Direktur Proyek Kesehatan dan Gizi Berbasis Masyarakat untuk Mengurangi Stunting (PKGBM) MCA-Indonesia Minarto dalam keterangan tertulis di Jakarta, Jumat, mengatakan hal tersebut diketahui dari hasil studi formatif pemahaman perilaku masyarakat Indonesia tentang gizi dan kebersihan yang telah Millennium Challenge Account - Indonesia (MCA-Indonesia).
Penelitian yang dilakukan pada September--Oktober 2014 tersebut, ia mengatakan memang bertujuan memperoleh informasi tentang faktor kunci yang berpengaruh pada kebiasaan terkait gizi, termasuk di dalamnya sanitasi dan praktik higienitas seperti air bersih.
Hasil penelitian tersebut juga menemukan banyak keluarga belum mengutamakan gizi dan kebersihan dalam perilaku kesehariannya sehingga tidak dapat mencegah stunting atau anak bertubuh pendek.
Lebih lanjut, ia mengatakan studi tersebut menunjukkan praktik pola makan, pola asuh, dan sanitasi yang kurang optimal dimulai jauh sebelum anak dilahirkan. Misalnya, 43 persen dari ibu hamil yang disurvei mengaku makan kurang dari tiga kali sehari, dan 35 persen mengaku makan lebih sedikit jumlahnya terutama pada trimester pertama kehamilan dengan alasan mual.

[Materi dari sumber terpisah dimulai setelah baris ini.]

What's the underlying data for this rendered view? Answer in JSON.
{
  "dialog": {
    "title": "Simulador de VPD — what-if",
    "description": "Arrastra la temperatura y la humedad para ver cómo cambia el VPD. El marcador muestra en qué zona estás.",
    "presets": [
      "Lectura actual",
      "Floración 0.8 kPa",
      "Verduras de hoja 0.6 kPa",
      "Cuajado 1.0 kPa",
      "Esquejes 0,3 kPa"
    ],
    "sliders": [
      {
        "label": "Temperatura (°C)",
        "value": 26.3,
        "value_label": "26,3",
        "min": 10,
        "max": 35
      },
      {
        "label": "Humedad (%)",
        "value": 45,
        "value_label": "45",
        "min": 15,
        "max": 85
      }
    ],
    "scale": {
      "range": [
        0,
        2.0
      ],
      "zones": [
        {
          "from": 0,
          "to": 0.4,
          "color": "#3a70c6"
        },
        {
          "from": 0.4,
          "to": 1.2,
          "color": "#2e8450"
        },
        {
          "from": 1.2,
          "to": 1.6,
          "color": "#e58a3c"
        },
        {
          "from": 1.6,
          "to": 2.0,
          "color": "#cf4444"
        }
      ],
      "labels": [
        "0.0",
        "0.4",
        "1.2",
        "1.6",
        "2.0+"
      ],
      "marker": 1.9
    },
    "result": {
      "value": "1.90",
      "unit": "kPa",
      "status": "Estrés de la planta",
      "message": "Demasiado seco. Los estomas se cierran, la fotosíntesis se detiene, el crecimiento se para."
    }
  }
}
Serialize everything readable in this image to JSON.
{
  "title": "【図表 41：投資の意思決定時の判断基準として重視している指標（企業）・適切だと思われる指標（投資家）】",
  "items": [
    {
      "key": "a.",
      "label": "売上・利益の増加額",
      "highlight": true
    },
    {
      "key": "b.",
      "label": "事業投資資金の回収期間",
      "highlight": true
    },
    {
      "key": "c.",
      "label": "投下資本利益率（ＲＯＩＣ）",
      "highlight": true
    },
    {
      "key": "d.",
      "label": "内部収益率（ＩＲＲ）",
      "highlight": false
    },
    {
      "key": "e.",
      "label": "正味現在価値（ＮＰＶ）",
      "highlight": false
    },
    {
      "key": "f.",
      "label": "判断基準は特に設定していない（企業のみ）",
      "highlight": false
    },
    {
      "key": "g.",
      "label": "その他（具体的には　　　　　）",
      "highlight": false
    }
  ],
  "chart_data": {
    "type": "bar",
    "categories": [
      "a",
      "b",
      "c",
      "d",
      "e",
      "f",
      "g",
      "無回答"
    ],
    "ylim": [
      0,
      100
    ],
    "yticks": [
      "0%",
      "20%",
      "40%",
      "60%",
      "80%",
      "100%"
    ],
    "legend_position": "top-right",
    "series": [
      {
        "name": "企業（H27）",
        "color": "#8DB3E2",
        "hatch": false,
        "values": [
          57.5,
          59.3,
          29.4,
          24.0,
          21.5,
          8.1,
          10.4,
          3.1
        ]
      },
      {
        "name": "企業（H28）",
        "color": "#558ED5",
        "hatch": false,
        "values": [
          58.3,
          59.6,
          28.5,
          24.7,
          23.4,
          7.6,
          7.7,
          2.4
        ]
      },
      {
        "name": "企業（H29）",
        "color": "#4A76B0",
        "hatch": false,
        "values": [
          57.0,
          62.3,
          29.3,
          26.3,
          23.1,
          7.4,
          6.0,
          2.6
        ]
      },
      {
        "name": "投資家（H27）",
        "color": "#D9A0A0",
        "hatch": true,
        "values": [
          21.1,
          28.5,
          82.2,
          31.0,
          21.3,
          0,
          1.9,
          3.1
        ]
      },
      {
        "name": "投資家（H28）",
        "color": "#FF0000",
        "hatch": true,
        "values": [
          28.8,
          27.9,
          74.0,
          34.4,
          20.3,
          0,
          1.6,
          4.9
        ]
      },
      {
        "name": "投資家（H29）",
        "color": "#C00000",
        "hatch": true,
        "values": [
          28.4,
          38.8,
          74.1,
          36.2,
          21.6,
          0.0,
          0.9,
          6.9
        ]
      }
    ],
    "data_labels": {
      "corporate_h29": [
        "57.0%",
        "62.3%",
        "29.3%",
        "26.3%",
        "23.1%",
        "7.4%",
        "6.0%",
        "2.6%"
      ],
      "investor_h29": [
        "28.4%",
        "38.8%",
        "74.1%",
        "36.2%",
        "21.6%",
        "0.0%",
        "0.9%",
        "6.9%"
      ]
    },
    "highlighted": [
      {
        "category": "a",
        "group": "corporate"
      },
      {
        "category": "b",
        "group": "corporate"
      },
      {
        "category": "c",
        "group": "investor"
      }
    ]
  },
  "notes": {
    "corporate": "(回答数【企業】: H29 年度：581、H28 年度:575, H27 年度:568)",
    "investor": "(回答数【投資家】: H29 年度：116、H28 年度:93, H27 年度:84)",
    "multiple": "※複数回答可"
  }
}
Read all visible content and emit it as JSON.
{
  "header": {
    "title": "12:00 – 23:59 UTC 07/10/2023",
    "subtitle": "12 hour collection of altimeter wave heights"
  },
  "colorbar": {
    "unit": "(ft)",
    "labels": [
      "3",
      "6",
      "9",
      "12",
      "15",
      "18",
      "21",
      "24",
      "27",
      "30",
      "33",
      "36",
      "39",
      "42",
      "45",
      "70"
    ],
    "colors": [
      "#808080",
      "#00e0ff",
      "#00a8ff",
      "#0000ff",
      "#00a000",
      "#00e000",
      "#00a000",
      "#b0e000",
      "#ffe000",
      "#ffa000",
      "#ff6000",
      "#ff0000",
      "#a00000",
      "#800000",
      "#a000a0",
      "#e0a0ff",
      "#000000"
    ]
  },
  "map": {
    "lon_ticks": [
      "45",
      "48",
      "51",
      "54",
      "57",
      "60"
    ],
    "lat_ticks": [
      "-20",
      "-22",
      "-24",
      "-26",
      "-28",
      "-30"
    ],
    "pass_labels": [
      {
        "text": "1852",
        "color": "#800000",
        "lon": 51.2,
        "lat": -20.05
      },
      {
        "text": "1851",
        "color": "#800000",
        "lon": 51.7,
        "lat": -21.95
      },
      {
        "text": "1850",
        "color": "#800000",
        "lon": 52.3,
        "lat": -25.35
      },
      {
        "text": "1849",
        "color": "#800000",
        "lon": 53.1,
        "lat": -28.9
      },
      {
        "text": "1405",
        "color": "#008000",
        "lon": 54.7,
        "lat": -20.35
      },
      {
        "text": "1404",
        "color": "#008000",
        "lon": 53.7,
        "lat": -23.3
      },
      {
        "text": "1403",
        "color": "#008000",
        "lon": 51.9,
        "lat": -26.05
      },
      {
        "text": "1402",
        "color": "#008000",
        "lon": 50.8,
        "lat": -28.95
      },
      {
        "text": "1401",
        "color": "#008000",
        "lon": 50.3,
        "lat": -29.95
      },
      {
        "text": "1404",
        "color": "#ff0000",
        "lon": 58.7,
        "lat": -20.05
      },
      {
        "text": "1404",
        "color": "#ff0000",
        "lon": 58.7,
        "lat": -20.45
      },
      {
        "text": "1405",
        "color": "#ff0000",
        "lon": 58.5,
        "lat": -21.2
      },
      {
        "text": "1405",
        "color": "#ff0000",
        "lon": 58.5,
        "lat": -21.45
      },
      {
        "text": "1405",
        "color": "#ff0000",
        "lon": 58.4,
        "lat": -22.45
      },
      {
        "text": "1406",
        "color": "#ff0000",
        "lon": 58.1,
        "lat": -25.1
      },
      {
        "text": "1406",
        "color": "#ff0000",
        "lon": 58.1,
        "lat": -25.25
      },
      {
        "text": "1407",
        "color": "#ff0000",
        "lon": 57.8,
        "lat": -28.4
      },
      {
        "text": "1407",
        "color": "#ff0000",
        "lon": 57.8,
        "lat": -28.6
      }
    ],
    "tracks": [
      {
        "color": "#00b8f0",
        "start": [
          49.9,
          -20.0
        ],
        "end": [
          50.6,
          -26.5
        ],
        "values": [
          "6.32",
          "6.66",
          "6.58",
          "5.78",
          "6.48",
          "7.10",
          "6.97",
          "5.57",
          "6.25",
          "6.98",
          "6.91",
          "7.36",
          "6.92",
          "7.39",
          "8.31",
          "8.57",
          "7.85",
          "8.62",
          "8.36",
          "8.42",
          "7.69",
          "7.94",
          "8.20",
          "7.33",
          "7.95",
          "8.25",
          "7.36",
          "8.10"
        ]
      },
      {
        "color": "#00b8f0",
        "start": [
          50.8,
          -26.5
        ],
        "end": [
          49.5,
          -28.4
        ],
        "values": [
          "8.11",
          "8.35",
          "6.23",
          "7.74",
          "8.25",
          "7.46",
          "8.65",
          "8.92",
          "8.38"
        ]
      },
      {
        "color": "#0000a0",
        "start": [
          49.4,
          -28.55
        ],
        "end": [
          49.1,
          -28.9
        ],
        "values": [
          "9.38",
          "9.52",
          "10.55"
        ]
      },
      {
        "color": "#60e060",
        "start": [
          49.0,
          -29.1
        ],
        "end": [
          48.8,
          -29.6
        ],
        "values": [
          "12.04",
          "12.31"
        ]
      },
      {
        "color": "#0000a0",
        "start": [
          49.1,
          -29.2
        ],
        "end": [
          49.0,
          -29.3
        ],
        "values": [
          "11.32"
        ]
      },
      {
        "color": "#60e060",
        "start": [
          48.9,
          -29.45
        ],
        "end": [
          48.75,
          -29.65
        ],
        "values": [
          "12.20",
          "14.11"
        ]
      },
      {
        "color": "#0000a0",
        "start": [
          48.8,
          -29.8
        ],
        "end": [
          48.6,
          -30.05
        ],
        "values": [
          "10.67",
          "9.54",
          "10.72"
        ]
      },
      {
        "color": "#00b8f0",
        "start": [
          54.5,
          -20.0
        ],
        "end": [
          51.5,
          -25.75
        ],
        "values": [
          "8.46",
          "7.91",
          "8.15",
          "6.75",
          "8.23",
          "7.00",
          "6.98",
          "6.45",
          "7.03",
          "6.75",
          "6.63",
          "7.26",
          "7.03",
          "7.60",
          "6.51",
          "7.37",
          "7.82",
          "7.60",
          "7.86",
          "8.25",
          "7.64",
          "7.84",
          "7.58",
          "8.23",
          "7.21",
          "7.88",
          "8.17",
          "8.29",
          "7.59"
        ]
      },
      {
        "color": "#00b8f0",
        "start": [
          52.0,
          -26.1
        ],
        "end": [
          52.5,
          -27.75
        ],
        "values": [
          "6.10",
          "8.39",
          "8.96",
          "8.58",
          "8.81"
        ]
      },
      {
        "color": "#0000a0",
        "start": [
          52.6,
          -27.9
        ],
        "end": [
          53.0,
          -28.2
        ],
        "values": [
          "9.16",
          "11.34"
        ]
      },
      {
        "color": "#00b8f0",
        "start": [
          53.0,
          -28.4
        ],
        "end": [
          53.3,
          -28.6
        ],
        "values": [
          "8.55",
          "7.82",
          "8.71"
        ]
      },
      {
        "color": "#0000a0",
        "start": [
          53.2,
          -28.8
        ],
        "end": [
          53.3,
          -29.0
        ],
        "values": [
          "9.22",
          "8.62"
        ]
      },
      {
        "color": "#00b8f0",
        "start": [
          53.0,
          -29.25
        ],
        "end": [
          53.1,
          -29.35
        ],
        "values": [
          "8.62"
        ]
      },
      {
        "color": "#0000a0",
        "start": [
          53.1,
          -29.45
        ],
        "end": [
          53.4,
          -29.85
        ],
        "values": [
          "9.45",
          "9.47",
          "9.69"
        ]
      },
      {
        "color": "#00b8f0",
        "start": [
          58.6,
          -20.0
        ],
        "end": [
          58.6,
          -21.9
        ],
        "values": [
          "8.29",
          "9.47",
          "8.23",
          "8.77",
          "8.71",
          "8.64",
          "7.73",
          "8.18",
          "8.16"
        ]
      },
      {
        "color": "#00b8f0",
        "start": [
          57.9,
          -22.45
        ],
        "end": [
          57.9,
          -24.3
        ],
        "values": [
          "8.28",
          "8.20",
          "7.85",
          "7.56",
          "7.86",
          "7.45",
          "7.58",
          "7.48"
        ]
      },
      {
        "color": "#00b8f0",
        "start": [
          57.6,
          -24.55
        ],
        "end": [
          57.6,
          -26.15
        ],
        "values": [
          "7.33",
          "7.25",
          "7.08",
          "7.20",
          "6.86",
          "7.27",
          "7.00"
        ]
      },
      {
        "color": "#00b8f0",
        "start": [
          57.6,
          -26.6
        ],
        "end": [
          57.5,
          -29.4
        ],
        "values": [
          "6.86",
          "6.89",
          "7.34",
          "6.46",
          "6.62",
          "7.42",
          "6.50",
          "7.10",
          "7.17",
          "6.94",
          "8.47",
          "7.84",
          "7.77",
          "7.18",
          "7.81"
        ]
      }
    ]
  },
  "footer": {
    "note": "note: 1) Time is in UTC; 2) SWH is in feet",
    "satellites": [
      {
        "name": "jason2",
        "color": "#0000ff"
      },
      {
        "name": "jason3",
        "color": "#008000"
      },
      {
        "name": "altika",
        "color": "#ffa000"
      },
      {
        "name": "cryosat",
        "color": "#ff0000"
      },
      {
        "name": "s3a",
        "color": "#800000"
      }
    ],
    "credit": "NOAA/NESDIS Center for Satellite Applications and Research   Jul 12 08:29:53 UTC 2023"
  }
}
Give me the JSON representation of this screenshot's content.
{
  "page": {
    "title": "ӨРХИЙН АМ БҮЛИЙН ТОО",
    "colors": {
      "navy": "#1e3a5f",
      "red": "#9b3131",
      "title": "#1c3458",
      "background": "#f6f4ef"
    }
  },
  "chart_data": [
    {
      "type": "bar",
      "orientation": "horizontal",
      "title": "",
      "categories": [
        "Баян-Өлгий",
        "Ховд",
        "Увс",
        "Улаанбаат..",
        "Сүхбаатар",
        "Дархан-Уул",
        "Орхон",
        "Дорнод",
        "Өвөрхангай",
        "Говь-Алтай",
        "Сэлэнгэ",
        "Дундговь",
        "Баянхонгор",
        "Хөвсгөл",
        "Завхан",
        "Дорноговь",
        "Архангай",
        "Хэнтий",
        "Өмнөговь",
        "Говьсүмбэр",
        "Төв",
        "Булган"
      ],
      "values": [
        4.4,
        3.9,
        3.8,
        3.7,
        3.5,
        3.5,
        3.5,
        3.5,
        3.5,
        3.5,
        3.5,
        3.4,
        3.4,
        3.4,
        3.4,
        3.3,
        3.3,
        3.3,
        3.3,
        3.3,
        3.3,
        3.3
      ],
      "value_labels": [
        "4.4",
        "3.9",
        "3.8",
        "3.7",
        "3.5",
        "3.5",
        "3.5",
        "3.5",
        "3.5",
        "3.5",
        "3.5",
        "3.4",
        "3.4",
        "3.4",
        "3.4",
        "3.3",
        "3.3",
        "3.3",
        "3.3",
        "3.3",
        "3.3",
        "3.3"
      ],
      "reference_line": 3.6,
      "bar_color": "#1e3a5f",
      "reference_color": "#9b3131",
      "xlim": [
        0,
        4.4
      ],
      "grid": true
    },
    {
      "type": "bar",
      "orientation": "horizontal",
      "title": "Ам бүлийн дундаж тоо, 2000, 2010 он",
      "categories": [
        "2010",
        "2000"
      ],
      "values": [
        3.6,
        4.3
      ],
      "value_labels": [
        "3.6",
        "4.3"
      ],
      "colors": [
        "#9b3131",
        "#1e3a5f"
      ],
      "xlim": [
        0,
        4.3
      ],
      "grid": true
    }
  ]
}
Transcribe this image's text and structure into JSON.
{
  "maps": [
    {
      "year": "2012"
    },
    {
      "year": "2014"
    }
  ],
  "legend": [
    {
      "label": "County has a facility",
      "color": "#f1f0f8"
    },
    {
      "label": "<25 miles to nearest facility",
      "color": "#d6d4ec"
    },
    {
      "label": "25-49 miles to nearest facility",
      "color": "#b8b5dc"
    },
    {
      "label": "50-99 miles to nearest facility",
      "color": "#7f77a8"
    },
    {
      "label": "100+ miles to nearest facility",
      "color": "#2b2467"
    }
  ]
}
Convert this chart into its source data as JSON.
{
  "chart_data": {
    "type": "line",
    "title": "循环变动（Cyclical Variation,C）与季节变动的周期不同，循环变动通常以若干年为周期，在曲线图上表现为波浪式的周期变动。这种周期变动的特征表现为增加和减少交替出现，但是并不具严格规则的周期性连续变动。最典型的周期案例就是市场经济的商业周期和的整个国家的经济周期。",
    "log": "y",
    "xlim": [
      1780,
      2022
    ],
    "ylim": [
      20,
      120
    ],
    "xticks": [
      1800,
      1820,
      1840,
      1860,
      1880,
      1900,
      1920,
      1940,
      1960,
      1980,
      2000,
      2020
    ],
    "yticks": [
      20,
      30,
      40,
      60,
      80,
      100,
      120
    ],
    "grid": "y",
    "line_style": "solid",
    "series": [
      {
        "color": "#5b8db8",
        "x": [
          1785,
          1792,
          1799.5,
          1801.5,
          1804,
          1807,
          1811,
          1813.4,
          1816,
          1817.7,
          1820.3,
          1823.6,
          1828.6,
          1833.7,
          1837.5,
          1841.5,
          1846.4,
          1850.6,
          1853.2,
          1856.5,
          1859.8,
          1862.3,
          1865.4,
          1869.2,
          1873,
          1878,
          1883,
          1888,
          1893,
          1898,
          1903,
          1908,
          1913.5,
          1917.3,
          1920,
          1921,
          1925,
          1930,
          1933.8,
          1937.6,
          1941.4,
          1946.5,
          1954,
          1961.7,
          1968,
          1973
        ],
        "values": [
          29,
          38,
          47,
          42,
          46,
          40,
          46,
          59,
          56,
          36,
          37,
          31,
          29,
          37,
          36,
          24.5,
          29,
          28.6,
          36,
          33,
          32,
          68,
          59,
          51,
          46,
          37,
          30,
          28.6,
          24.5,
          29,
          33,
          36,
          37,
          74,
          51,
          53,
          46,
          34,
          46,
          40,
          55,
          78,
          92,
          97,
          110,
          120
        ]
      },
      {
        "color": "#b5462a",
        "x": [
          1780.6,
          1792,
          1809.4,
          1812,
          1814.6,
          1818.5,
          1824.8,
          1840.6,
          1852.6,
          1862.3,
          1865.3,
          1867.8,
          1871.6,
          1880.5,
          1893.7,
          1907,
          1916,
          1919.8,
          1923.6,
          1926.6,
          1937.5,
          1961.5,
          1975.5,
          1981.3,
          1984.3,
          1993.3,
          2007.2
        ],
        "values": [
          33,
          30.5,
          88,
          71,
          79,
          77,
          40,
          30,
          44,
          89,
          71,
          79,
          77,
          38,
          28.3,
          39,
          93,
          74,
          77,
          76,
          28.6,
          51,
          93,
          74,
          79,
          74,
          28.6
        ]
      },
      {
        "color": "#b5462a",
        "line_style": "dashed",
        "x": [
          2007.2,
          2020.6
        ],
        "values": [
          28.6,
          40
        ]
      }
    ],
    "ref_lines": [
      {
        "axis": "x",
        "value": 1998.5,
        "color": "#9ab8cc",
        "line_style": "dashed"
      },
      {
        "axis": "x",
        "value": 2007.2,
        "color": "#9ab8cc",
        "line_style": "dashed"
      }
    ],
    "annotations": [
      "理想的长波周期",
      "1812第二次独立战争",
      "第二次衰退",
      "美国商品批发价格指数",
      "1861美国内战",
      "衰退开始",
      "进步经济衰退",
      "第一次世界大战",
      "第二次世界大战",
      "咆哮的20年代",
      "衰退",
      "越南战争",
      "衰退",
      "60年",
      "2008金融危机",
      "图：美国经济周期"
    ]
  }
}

Selain itu, ia mengatakan mayoritas responden (55 persen) tidak memberikan air susu ibu (ASI) eksklusif selama enam bulan pertama usia anak. Alasannya beragam, seperti ASI tidak keluar, anggapan bahwa bayi yang terus menangis adalah karena lapar, ibu harus bekerja, dan bayi diasuh orang lain.
Menurut dia, riset formatif ini menjadi penting sebagai bagian dari Kampanye dan Komunikasi Gizi Nasional. Temuan dari riset ini memberi informasi mengenai target populasi dan komunitas tempat pelaksanaan kampanye.
Berdasarkan hasil riset kesehatan dasar (Riskesdas) 2013, sebanyak 37 persen anak Indonesia mengalami stunting. Angka ini memiliki sebaran yang tidak sama di tiap provinsi, karena di beberapa daerah jumlah anak yang mengalami stunting mencapai 50 persen.